COAR Notify: linking the distributed network
A more recent and conceptually important development is COAR Notify, an initiative of the Confederation of Open Access Repositories. It addresses a need the older protocols did not: allowing systems to notify one another about events and relationships in a standard, decentralised way. The motivating use cases include linking repository resources to overlay services such as peer review and endorsement — for instance, a repository preprint being notified that it has been reviewed by an external service, and recording that link. COAR Notify uses standard web notification patterns to let distributed systems pass these messages, weaving repositories into a connected network rather than leaving them as isolated stores. It reflects a shift in thinking: from repositories as passive archives to repositories as active participants in a distributed scholarly-communication system, exchanging not just records but signals about what is happening to those records.
CERIF: a shared model for research information
Protocols move information between systems, but the systems also need a shared model of what that information means. This is the role of CERIF (the Common European Research Information Format), a standard data model for research information — describing the entities of the research world (projects, people, organisations, outputs, funding) and, importantly, the relationships between them. CERIF gives CRIS platforms a common structure, so that research information can be exchanged between them without each system inventing its own incompatible representation. Where OAI-PMH, SWORD, ResourceSync and COAR Notify are about moving information, CERIF is about agreeing what the information is — the conceptual interoperability that makes the technical exchange meaningful.
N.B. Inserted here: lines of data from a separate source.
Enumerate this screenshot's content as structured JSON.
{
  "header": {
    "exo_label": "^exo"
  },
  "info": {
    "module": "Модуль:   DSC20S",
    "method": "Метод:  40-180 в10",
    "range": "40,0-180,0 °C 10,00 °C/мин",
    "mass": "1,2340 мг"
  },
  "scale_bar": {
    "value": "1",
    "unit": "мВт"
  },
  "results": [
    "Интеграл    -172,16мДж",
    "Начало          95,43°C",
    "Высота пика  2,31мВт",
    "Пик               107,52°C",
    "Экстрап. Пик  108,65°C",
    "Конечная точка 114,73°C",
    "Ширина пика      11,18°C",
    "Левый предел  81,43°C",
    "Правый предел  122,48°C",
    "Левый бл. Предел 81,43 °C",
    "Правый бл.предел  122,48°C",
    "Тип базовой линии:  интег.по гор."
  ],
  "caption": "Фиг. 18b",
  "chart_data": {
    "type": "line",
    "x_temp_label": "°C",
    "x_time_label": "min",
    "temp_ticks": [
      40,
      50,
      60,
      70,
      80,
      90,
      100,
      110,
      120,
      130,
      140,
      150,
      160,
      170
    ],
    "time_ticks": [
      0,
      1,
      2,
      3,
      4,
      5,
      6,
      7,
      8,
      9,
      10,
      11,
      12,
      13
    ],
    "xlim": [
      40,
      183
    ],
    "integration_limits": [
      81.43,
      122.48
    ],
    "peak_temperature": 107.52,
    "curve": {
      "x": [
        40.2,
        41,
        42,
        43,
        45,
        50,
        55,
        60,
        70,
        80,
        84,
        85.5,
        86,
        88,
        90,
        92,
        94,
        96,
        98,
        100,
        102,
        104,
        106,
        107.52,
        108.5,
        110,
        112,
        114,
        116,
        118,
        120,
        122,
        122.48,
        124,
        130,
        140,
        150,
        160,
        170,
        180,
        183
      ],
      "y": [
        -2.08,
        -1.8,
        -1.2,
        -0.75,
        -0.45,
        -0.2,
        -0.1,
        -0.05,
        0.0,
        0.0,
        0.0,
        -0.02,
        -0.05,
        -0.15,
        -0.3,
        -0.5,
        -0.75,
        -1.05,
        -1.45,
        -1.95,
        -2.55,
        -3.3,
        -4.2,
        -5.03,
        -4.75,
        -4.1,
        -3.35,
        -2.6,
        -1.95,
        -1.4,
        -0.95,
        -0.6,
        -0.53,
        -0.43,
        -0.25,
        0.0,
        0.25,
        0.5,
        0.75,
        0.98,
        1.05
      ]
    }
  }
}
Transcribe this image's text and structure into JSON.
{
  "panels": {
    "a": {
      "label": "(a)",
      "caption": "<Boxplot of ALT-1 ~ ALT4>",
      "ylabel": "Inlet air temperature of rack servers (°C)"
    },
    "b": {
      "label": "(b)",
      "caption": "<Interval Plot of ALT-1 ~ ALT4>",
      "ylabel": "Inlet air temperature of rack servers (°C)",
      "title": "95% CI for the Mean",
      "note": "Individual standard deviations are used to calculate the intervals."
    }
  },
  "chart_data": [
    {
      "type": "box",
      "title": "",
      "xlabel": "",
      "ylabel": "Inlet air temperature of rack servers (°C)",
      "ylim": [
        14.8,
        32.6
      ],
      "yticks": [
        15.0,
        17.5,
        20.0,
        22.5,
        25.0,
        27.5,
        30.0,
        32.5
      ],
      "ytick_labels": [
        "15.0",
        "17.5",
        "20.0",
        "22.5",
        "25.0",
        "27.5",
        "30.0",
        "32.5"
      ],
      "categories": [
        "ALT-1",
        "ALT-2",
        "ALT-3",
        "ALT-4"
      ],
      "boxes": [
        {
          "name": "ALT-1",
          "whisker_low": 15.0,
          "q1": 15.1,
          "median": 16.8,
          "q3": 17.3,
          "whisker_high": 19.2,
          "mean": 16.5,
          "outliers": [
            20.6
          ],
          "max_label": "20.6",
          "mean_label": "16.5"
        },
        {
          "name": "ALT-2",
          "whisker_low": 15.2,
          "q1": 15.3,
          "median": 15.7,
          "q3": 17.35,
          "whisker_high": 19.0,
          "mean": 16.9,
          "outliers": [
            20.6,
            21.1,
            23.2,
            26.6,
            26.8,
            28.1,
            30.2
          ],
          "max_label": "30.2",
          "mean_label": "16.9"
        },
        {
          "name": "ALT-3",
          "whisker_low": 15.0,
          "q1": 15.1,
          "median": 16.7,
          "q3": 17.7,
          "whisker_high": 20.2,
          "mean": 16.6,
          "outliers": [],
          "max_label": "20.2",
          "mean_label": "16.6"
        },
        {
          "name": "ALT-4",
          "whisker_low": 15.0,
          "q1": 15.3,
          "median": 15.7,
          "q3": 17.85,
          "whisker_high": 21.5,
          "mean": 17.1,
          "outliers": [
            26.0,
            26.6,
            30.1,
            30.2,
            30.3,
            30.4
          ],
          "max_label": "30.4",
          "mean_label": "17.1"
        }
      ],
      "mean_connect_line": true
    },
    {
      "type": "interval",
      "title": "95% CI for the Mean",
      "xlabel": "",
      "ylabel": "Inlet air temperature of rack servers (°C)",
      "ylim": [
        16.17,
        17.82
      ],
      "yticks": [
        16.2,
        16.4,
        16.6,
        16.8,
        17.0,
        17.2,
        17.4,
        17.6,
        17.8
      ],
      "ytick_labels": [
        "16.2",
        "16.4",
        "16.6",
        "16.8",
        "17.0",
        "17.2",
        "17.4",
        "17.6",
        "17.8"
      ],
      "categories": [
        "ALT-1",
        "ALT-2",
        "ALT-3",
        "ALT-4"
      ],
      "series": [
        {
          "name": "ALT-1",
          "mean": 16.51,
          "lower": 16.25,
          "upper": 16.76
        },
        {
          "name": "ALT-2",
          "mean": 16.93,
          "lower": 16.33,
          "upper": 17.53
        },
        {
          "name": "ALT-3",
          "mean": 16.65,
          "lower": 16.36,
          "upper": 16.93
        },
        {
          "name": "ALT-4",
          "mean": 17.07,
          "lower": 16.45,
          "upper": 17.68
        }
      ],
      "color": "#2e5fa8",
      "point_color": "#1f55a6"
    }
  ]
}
Why protocols are not enough on their own
These protocols and standards solve the mechanics of exchange, but moving metadata between systems achieves little if the systems disagree about what the metadata means. A protocol can faithfully transfer a record describing an output or a funding link, yet if the receiving system interprets those fields differently from the sender, the connection is hollow. Genuine interoperability requires agreement on the content of the metadata as well as the means of transport — a deeper challenge we explore further in our work on comparing standards.
A consistent vocabulary beneath the protocols
This is why a shared vocabulary sits beneath all of these protocols. For metadata harvested, deposited, synchronised or notified between systems to be understood correctly, the elements it contains — output types, relationship types, contributor roles, funding information — must mean the same thing everywhere. That consistency is what the CASRAI Dictionary provides: a shared vocabulary so that the information flowing through OAI-PMH, SWORD, ResourceSync and COAR Notify is understood identically wherever it lands. And because the contributions behind every output moving through these systems are part of the record, they can be described in the same shared framework — the CRediT taxonomy and its full set of contribution roles. The protocols are the plumbing; the shared vocabulary is what makes the water that flows through them drinkable everywhere it arrives.